Parpadeé varias veces.
—¿Entonces… nadie lo lastimó?
—No —respondió con calma—. Pero hizo lo correcto al traerlo. Si la inflamación aumentaba, podía causarle mucho dolor.
Mis piernas se debilitaron.
Me senté en la silla más cercana.
Toda la tensión que llevaba dentro explotó en lágrimas.
—Dios mío…
La enfermera me puso una mano en el hombro.
—Usted reaccionó exactamente como debía hacerlo.

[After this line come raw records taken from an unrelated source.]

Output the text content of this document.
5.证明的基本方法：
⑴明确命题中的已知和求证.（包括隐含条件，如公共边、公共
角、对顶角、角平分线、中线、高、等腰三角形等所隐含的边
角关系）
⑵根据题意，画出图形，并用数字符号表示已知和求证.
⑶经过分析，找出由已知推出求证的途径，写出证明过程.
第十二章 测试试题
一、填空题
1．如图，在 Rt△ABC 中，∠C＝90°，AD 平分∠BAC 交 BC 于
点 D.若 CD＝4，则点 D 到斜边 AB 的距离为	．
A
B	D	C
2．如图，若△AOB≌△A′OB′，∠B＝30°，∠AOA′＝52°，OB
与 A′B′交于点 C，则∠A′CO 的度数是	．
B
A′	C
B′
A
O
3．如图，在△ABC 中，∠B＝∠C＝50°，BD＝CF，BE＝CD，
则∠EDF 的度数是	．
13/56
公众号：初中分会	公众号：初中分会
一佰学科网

—Pensé… pensé que alguien lo había golpeado…
—Eso es comprensible.
En ese momento Noah dejó de llorar. El médico lo había calmado y ahora estaba envuelto en una manta nueva.
Se veía tranquilo.
Dormido.
Tan pequeño.
Tan inocente.
Sentí una ola de alivio tan grande que casi me hizo reír.
Pero entonces escuché una voz detrás de mí.
—¡Mamá!
Me giré.
Daniel estaba corriendo por el pasillo con Megan detrás de él.
Ambos tenían el rostro lleno de pánico.
—¿Qué pasó? —preguntó Daniel—. ¡El hospital nos llamó!
Me levanté rápidamente.
—Está bien… está bien —dije—. Noah está bien.
Megan rompió en llanto al escuchar eso.
El médico explicó la situación.
—No fue causado por violencia. Fue una inflamación abdominal que provocó una ruptura superficial de vasos sanguíneos.
Daniel soltó un largo suspiro.
—Dios mío…
Megan abrazó a Noah con cuidado.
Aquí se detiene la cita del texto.